Et Christian Levrat d’avertir la droite: plutôt que de pavoiser, elle devrait voir dans les résultats un «avertissement sans frais». Une droite contre laquelle la gauche n’aurait pas lutté à armes égales. «Le matraquage publicitaire a payé. Cela n’achète peut-être pas les votes, mais cela permet d’imposer les idées.»

Moyens démesurés de la droite, «30 à 40 fois supérieurs aux nôtres», l’argument a été repris à l’envi par les socialistes réunis hier au «Lötschberg», bistrot valaisan de la capitale.

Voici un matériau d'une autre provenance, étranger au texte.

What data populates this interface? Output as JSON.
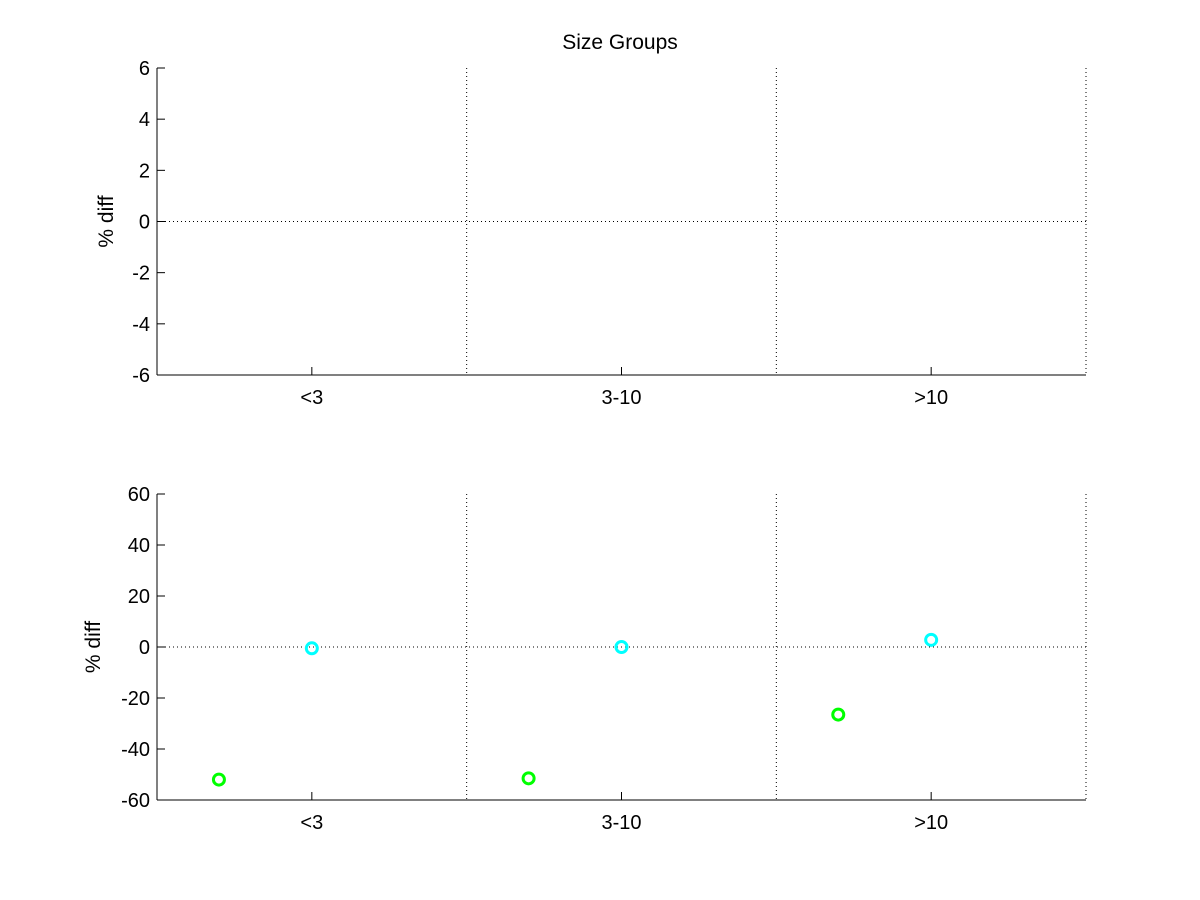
{
  "figure": {
    "title": "Size Groups",
    "background": "#ffffff"
  },
  "chart_data": [
    {
      "type": "scatter",
      "title": "Size Groups",
      "xlabel": "",
      "ylabel": "% diff",
      "categories": [
        "<3",
        "3-10",
        ">10"
      ],
      "ylim": [
        -6,
        6
      ],
      "yticks": [
        -6,
        -4,
        -2,
        0,
        2,
        4,
        6
      ],
      "grid": "dotted group separators and zero line",
      "series": []
    },
    {
      "type": "scatter",
      "title": "",
      "xlabel": "",
      "ylabel": "% diff",
      "categories": [
        "<3",
        "3-10",
        ">10"
      ],
      "ylim": [
        -60,
        60
      ],
      "yticks": [
        -60,
        -40,
        -20,
        0,
        20,
        40,
        60
      ],
      "grid": "dotted group separators and zero line",
      "series": [
        {
          "color": "#00ff00",
          "marker": "circle",
          "x": [
            -0.3,
            -0.3,
            -0.3
          ],
          "values": [
            -52,
            -51.5,
            -26.5
          ]
        },
        {
          "color": "#00ffff",
          "marker": "circle",
          "x": [
            0,
            0,
            0
          ],
          "values": [
            -0.5,
            0,
            2.8
          ]
        }
      ]
    }
  ]
}
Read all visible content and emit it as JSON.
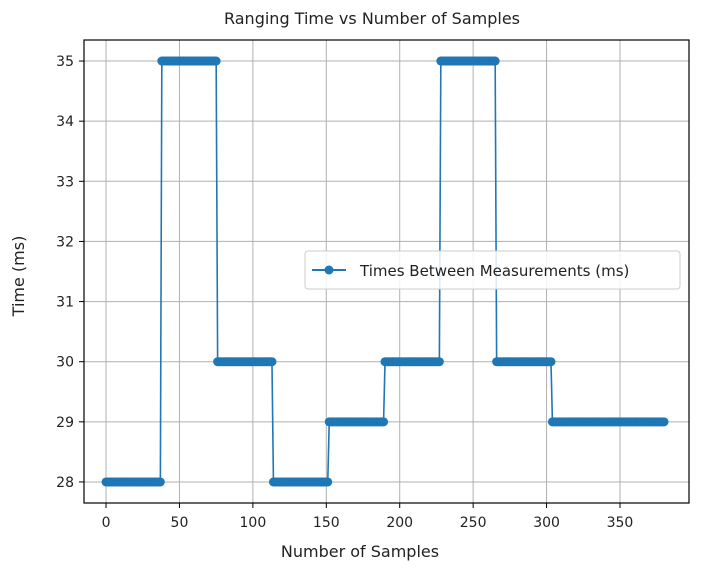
{
  "chart_data": {
    "type": "line",
    "title": "Ranging Time vs Number of Samples",
    "xlabel": "Number of Samples",
    "ylabel": "Time (ms)",
    "xlim": [
      -15,
      397
    ],
    "ylim": [
      27.65,
      35.35
    ],
    "xticks": [
      "0",
      "50",
      "100",
      "150",
      "200",
      "250",
      "300",
      "350"
    ],
    "yticks": [
      "28",
      "29",
      "30",
      "31",
      "32",
      "33",
      "34",
      "35"
    ],
    "grid": true,
    "legend_position": "center-right",
    "series": [
      {
        "name": "Times Between Measurements (ms)",
        "color": "#1f77b4",
        "marker": "circle",
        "segments": [
          {
            "x_start": 0,
            "x_end": 38,
            "y": 28
          },
          {
            "x_start": 38,
            "x_end": 76,
            "y": 35
          },
          {
            "x_start": 76,
            "x_end": 114,
            "y": 30
          },
          {
            "x_start": 114,
            "x_end": 152,
            "y": 28
          },
          {
            "x_start": 152,
            "x_end": 190,
            "y": 29
          },
          {
            "x_start": 190,
            "x_end": 228,
            "y": 30
          },
          {
            "x_start": 228,
            "x_end": 266,
            "y": 35
          },
          {
            "x_start": 266,
            "x_end": 304,
            "y": 30
          },
          {
            "x_start": 304,
            "x_end": 380,
            "y": 29
          }
        ]
      }
    ]
  }
}
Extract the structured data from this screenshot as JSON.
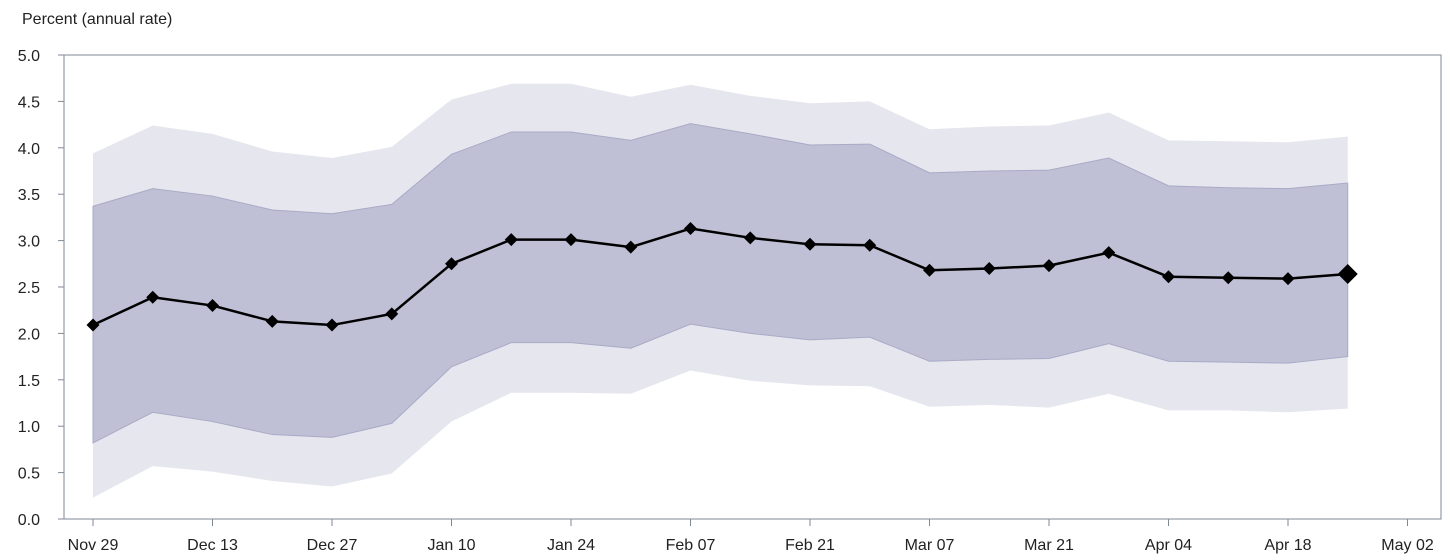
{
  "chart_data": {
    "type": "area",
    "ylabel": "Percent (annual rate)",
    "xlabel": "",
    "ylim": [
      0,
      5
    ],
    "yticks": [
      "0.0",
      "0.5",
      "1.0",
      "1.5",
      "2.0",
      "2.5",
      "3.0",
      "3.5",
      "4.0",
      "4.5",
      "5.0"
    ],
    "xticks": [
      "Nov 29",
      "Dec 13",
      "Dec 27",
      "Jan 10",
      "Jan 24",
      "Feb 07",
      "Feb 21",
      "Mar 07",
      "Mar 21",
      "Apr 04",
      "Apr 18",
      "May 02"
    ],
    "x": [
      "Nov 29",
      "Dec 06",
      "Dec 13",
      "Dec 20",
      "Dec 27",
      "Jan 03",
      "Jan 10",
      "Jan 17",
      "Jan 24",
      "Jan 31",
      "Feb 07",
      "Feb 14",
      "Feb 21",
      "Feb 28",
      "Mar 07",
      "Mar 14",
      "Mar 21",
      "Mar 28",
      "Apr 04",
      "Apr 11",
      "Apr 18",
      "Apr 25"
    ],
    "series": [
      {
        "values": [
          2.09,
          2.39,
          2.3,
          2.13,
          2.09,
          2.21,
          2.75,
          3.01,
          3.01,
          2.93,
          3.13,
          3.03,
          2.96,
          2.95,
          2.68,
          2.7,
          2.73,
          2.87,
          2.61,
          2.6,
          2.59,
          2.64
        ]
      }
    ],
    "bands": [
      {
        "lower": [
          0.23,
          0.57,
          0.51,
          0.41,
          0.35,
          0.49,
          1.05,
          1.36,
          1.36,
          1.35,
          1.6,
          1.49,
          1.44,
          1.43,
          1.21,
          1.23,
          1.2,
          1.35,
          1.17,
          1.17,
          1.15,
          1.19
        ],
        "upper": [
          3.94,
          4.24,
          4.15,
          3.96,
          3.89,
          4.01,
          4.52,
          4.69,
          4.69,
          4.55,
          4.68,
          4.56,
          4.48,
          4.5,
          4.2,
          4.23,
          4.24,
          4.38,
          4.08,
          4.07,
          4.06,
          4.12
        ]
      },
      {
        "lower": [
          0.82,
          1.15,
          1.05,
          0.91,
          0.88,
          1.03,
          1.64,
          1.9,
          1.9,
          1.84,
          2.1,
          2.0,
          1.93,
          1.96,
          1.7,
          1.72,
          1.73,
          1.89,
          1.7,
          1.69,
          1.68,
          1.75
        ],
        "upper": [
          3.37,
          3.56,
          3.48,
          3.33,
          3.29,
          3.39,
          3.93,
          4.17,
          4.17,
          4.08,
          4.26,
          4.15,
          4.03,
          4.04,
          3.73,
          3.75,
          3.76,
          3.89,
          3.59,
          3.57,
          3.56,
          3.62
        ]
      }
    ],
    "colors": {
      "outer_band": "#e6e6ee",
      "inner_band": "#bfc0d5",
      "inner_band_edge": "#a9aac6",
      "line": "#000000",
      "marker": "#000000",
      "axis": "#7f8a96"
    },
    "grid": false,
    "legend": "none"
  }
}
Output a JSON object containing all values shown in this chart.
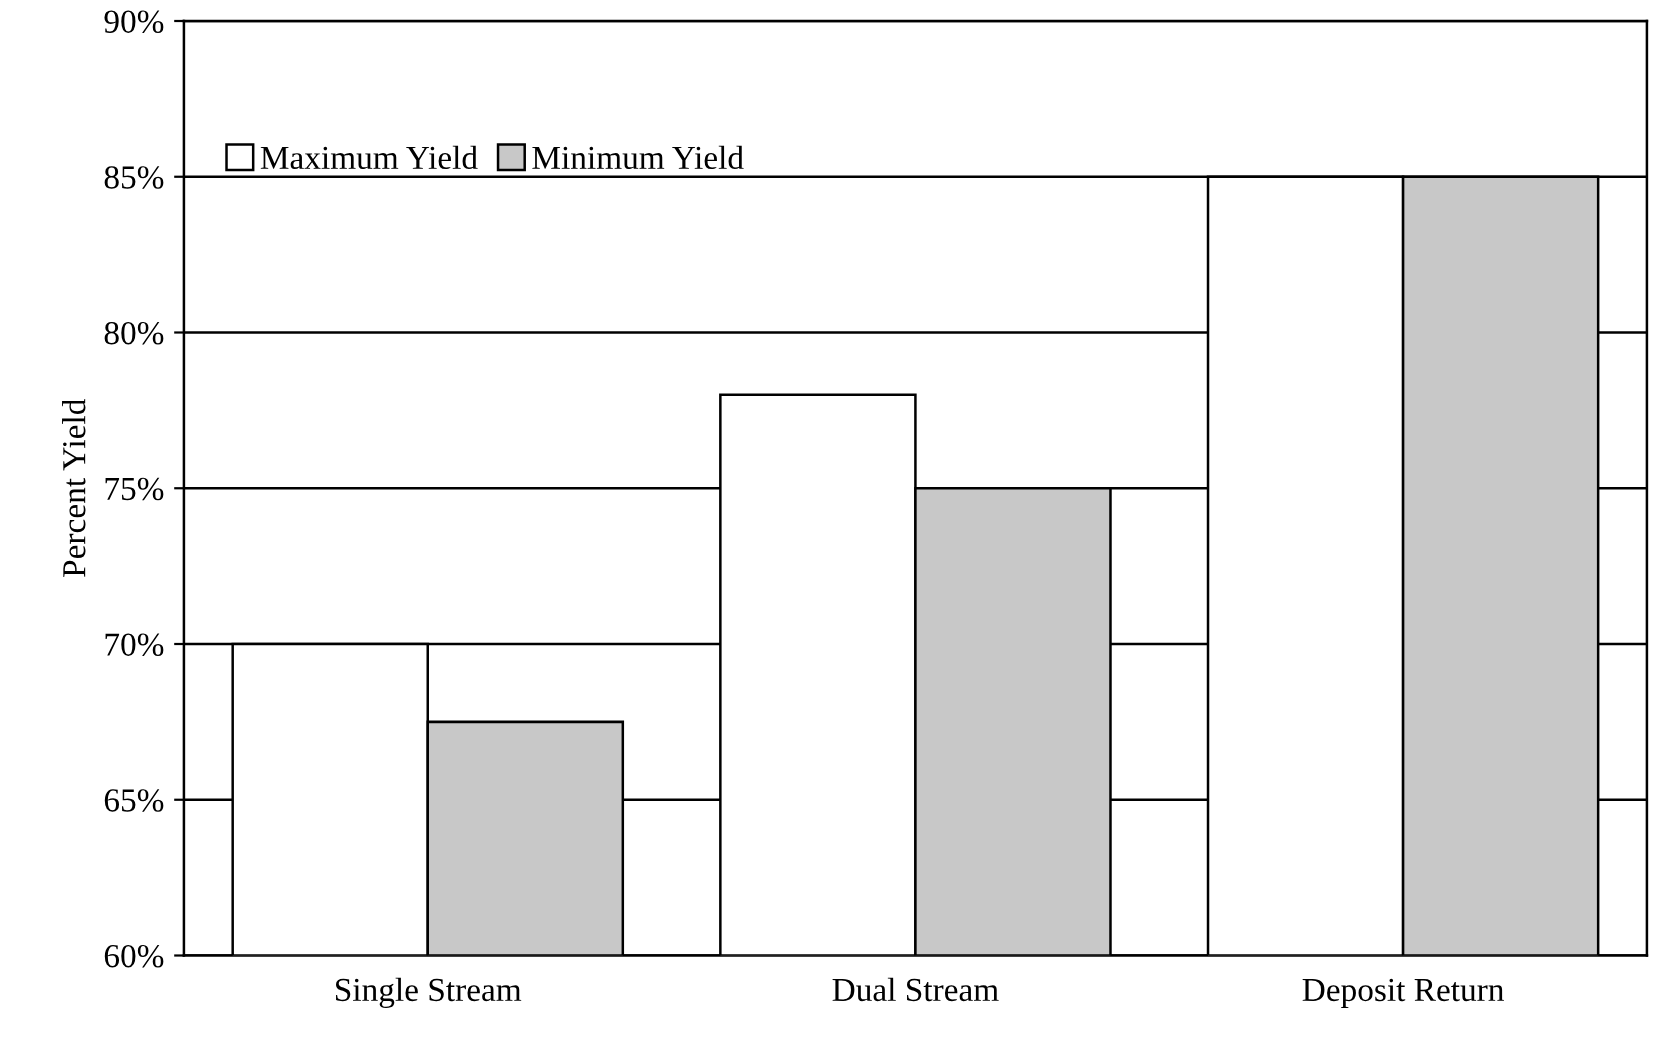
{
  "chart_data": {
    "type": "bar",
    "ylabel": "Percent Yield",
    "categories": [
      "Single Stream",
      "Dual Stream",
      "Deposit Return"
    ],
    "series": [
      {
        "name": "Maximum Yield",
        "color": "#ffffff",
        "values": [
          70,
          78,
          85
        ]
      },
      {
        "name": "Minimum Yield",
        "color": "#c8c8c8",
        "values": [
          67.5,
          75,
          85
        ]
      }
    ],
    "ylim": [
      60,
      90
    ],
    "yticks": [
      {
        "value": 60,
        "label": "60%"
      },
      {
        "value": 65,
        "label": "65%"
      },
      {
        "value": 70,
        "label": "70%"
      },
      {
        "value": 75,
        "label": "75%"
      },
      {
        "value": 80,
        "label": "80%"
      },
      {
        "value": 85,
        "label": "85%"
      },
      {
        "value": 90,
        "label": "90%"
      }
    ],
    "grid": "y",
    "legend": "top left"
  }
}
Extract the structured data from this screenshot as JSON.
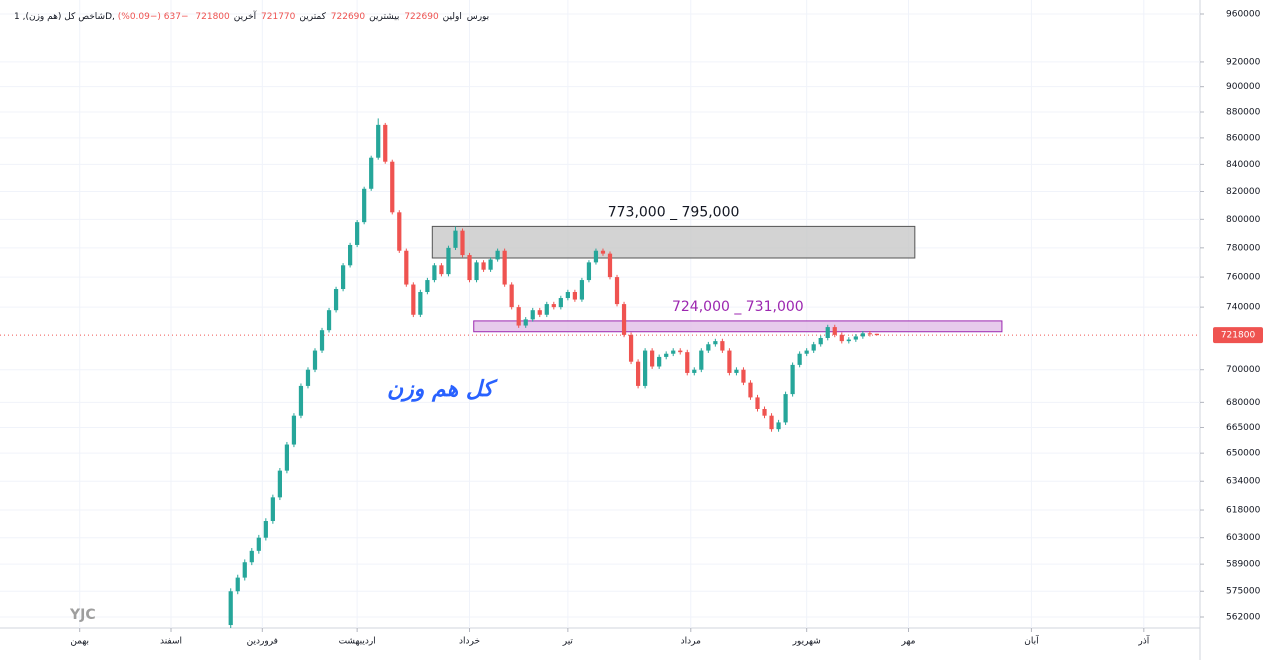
{
  "chart_data": {
    "type": "candlestick",
    "title": "شاخص کل (هم وزن), 1D, بورس",
    "ohlc_header": [
      {
        "label": "اولین",
        "value": 722690
      },
      {
        "label": "بیشترین",
        "value": 722690
      },
      {
        "label": "کمترین",
        "value": 721770
      },
      {
        "label": "آخرین",
        "value": 721800
      }
    ],
    "change": "−637 (−0.09%)",
    "annotation": "کل هم وزن",
    "watermark": "YJC",
    "log_scale": true,
    "grid": true,
    "up_color": "#26a69a",
    "down_color": "#ef5350",
    "ylim": [
      562000,
      960000
    ],
    "yticks": [
      562000,
      575000,
      589000,
      603000,
      618000,
      634000,
      650000,
      665000,
      680000,
      700000,
      740000,
      760000,
      780000,
      800000,
      820000,
      840000,
      860000,
      880000,
      900000,
      920000,
      960000
    ],
    "xlim": [
      0,
      168
    ],
    "xticks": [
      {
        "value": 8.5,
        "label": "بهمن"
      },
      {
        "value": 21.5,
        "label": "اسفند"
      },
      {
        "value": 34.5,
        "label": "فروردین"
      },
      {
        "value": 48,
        "label": "اردیبهشت"
      },
      {
        "value": 64,
        "label": "خرداد"
      },
      {
        "value": 78,
        "label": "تیر"
      },
      {
        "value": 95.5,
        "label": "مرداد"
      },
      {
        "value": 112,
        "label": "شهریور"
      },
      {
        "value": 126.5,
        "label": "مهر"
      },
      {
        "value": 144,
        "label": "آبان"
      },
      {
        "value": 160,
        "label": "آذر"
      }
    ],
    "last_price": 721800,
    "last_price_color": "#ef5350",
    "zones": [
      {
        "low": 773000,
        "high": 795000,
        "x_start": 58.7,
        "x_end": 127.4,
        "label": "773,000 _ 795,000",
        "color": "#c8c8c8",
        "text_color": "#131722"
      },
      {
        "low": 724000,
        "high": 731000,
        "x_start": 64.6,
        "x_end": 139.8,
        "label": "724,000 _ 731,000",
        "color": "#e1bee7",
        "text_color": "#9c27b0"
      }
    ],
    "x": [
      30,
      31,
      32,
      33,
      34,
      35,
      36,
      37,
      38,
      39,
      40,
      41,
      42,
      43,
      44,
      45,
      46,
      47,
      48,
      49,
      50,
      51,
      52,
      53,
      54,
      55,
      56,
      57,
      58,
      59,
      60,
      61,
      62,
      63,
      64,
      65,
      66,
      67,
      68,
      69,
      70,
      71,
      72,
      73,
      74,
      75,
      76,
      77,
      78,
      79,
      80,
      81,
      82,
      83,
      84,
      85,
      86,
      87,
      88,
      89,
      90,
      91,
      92,
      93,
      94,
      95,
      96,
      97,
      98,
      99,
      100,
      101,
      102,
      103,
      104,
      105,
      106,
      107,
      108,
      109,
      110,
      111,
      112,
      113,
      114,
      115,
      116,
      117,
      118,
      119,
      120,
      121,
      122
    ],
    "open": [
      558000,
      575000,
      582000,
      590000,
      596000,
      603000,
      612000,
      625000,
      640000,
      655000,
      672000,
      690000,
      700000,
      712000,
      725000,
      738000,
      752000,
      768000,
      782000,
      798000,
      822000,
      845000,
      870000,
      842000,
      805000,
      778000,
      755000,
      735000,
      750000,
      758000,
      768000,
      762000,
      780000,
      792000,
      775000,
      758000,
      770000,
      765000,
      772000,
      778000,
      755000,
      740000,
      728000,
      732000,
      738000,
      735000,
      742000,
      740000,
      746000,
      750000,
      745000,
      758000,
      770000,
      778000,
      776000,
      760000,
      742000,
      722000,
      705000,
      690000,
      712000,
      702000,
      708000,
      710000,
      712000,
      711000,
      698000,
      700000,
      712000,
      716000,
      718000,
      712000,
      698000,
      700000,
      692000,
      683000,
      676000,
      672000,
      664000,
      668000,
      685000,
      703000,
      710000,
      712000,
      716000,
      720000,
      727000,
      722000,
      718000,
      719000,
      721000,
      723000,
      722690
    ],
    "high": [
      576500,
      583500,
      591500,
      597500,
      604500,
      613500,
      626500,
      641500,
      656500,
      673500,
      691500,
      701500,
      713500,
      726500,
      739500,
      753500,
      769500,
      783500,
      799500,
      823500,
      846500,
      875000,
      871500,
      843500,
      806500,
      779500,
      756500,
      751500,
      759500,
      769500,
      769500,
      781500,
      795000,
      793500,
      776500,
      771500,
      771500,
      773500,
      779500,
      779500,
      756500,
      741500,
      733500,
      739500,
      739500,
      743500,
      743500,
      747500,
      751500,
      751500,
      759500,
      771500,
      779500,
      779500,
      777500,
      761500,
      743500,
      723500,
      706500,
      713500,
      713500,
      709500,
      711500,
      713500,
      713500,
      712500,
      701500,
      713500,
      717500,
      719500,
      719500,
      713500,
      701500,
      701500,
      693500,
      684500,
      677500,
      673500,
      669500,
      686500,
      704500,
      711500,
      713500,
      717500,
      721500,
      728500,
      728500,
      723500,
      720500,
      722500,
      724500,
      724500,
      722690
    ],
    "low": [
      556500,
      573500,
      580500,
      588500,
      594500,
      601500,
      610500,
      623500,
      638500,
      653500,
      670500,
      688500,
      698500,
      710500,
      723500,
      736500,
      750500,
      766500,
      780500,
      796500,
      820500,
      843500,
      840500,
      803500,
      776500,
      753500,
      733500,
      733500,
      748500,
      756500,
      760500,
      760500,
      778500,
      773500,
      756500,
      756500,
      763500,
      763500,
      770500,
      753500,
      738500,
      726500,
      726500,
      730500,
      733500,
      733500,
      738500,
      738500,
      744500,
      743500,
      743500,
      756500,
      768500,
      774500,
      758500,
      740500,
      720500,
      703500,
      688500,
      688500,
      700500,
      700500,
      706500,
      708500,
      709500,
      696500,
      696500,
      698500,
      710500,
      714500,
      710500,
      696500,
      696500,
      690500,
      681500,
      674500,
      670500,
      662500,
      662500,
      666500,
      683500,
      701500,
      708500,
      710500,
      714500,
      718500,
      720500,
      716500,
      716500,
      717500,
      719500,
      720937,
      721770
    ],
    "close": [
      575000,
      582000,
      590000,
      596000,
      603000,
      612000,
      625000,
      640000,
      655000,
      672000,
      690000,
      700000,
      712000,
      725000,
      738000,
      752000,
      768000,
      782000,
      798000,
      822000,
      845000,
      870000,
      842000,
      805000,
      778000,
      755000,
      735000,
      750000,
      758000,
      768000,
      762000,
      780000,
      792000,
      775000,
      758000,
      770000,
      765000,
      772000,
      778000,
      755000,
      740000,
      728000,
      732000,
      738000,
      735000,
      742000,
      740000,
      746000,
      750000,
      745000,
      758000,
      770000,
      778000,
      776000,
      760000,
      742000,
      722000,
      705000,
      690000,
      712000,
      702000,
      708000,
      710000,
      712000,
      711000,
      698000,
      700000,
      712000,
      716000,
      718000,
      712000,
      698000,
      700000,
      692000,
      683000,
      676000,
      672000,
      664000,
      668000,
      685000,
      703000,
      710000,
      712000,
      716000,
      720000,
      727000,
      722000,
      718000,
      719000,
      721000,
      723000,
      722437,
      721800
    ]
  }
}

Du conseiller aux Etats fribourgeois Alain Berset en passant par les conseillers nationaux Roger Nordmann (VD) ou Hans-Jurg Fehr (SH), tous ont dénoncé une campagne inégale. Sur le fond, Alain Berset soulignait que la solution proposée par son parti était «très modérée. Ce n’est pas pour rien qu’elle a été combattue si vivement. Les cantons font une grave erreur s’ils pensent que la question est réglée».

«Monter une Suisse contre l’autre»

En ce qui concerne l’initiative de l’UDC, Christian Levrat a rejeté l’idée que les dissensions au sein de son parti sur l’acceptation ou non du contre-projet aient pu semer le trouble dans l’esprit des électeurs. «Les derniers sondages que j’ai eus en main montrent que 80% des électeurs socialistes ont voté contre l’initiative. Mais j’avais des craintes sur le résultat dès que j’ai constaté le manque d’engagement dans la campagne des radicaux. Quant à l’UDC, elle a une nouvelle fois montré sa capacité à monter une Suisse contre l’autre.»

Engagée corps et âme à la fois contre l’initiative et le contre-projet, Ada Marra assurait n’avoir aucun regret. «Nous devions avoir un discours clair. Nous ne pouvons pas tirer tout le monde vers le bas.» La conseillère nationale vaudoise s’est réjouie que l’UDC «ne marque pas de points en Romandie (hormis en Valais, ndlr)». Et de conclure: «C’est maintenant, avec l’applicabilité, que nous allons rire. Quant à moi, jamais je ne voterai l’automaticité du­ ­renvoi.»